Victor Bazarov said:
Right. There are two issues here. One is about the conformance of
a C++ implementation that accepts
#include <iostream>
int main() {
std::cout << std::endl;
}
and, apparently, it's OK if including <iostream> causes the inclusion
of <ostream> which makes 'std::endl' hence defined. I.e. if such
an implementation does not complain, it is still a conforming one.
Yes, the implementation can be conforming, that code can be
considered 'well formed', by such an implementation, but the
above code is not portable.
I think perhaps this issue of 'portability' should be more
thoroughly treated by the standard. (The standard contains
exactly one instance of the word 'portable', in the section
describing the said:
The other issue is whether the code is standard.
In the standard I saw no concept of 'standard code', 'standard
conforming code', etc. Only 'well formed program'.
And I think (and you
seem to agree) that it isn't [necessarily] because implementations
are not required to include <ostream> into <iostream> thus making it
_possible_ to have both operator<< and std::endl _undefined_ here.
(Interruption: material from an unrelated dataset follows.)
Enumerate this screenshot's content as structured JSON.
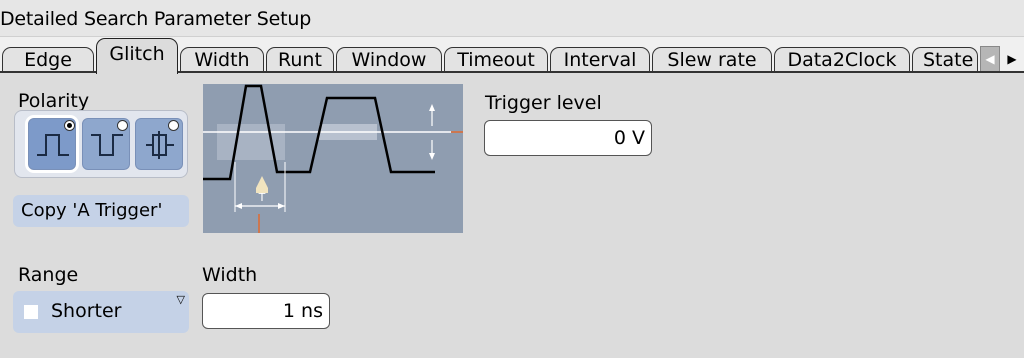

IOW, an implementation that says that the above code is ill-formed due
to the fact that operator<< and std::endl are undefined is also
a conforming one.
Yes, I agree.
My position is to make a differentiation between a conforming C++
implementation and a _strictly_ conforming implementation. But that
is probably just wishful thinking on my part...
Yes, I think it is. I just now did several searches on 14882 for
one of my replies to Rolf, and there is no concept of "strictly
conforming" described at all. Only "conforming implementation". Most
notably, there's no "conforming program" described. See my reply
for more details if interested.
I think because of all that, we should probably take "conforming"
to mean "strictly conforming", i.e. the implementation conforms
or it does not. No 'levels of conformance', 'partial conformance',
etc.
Happy new[] Years.
-Mike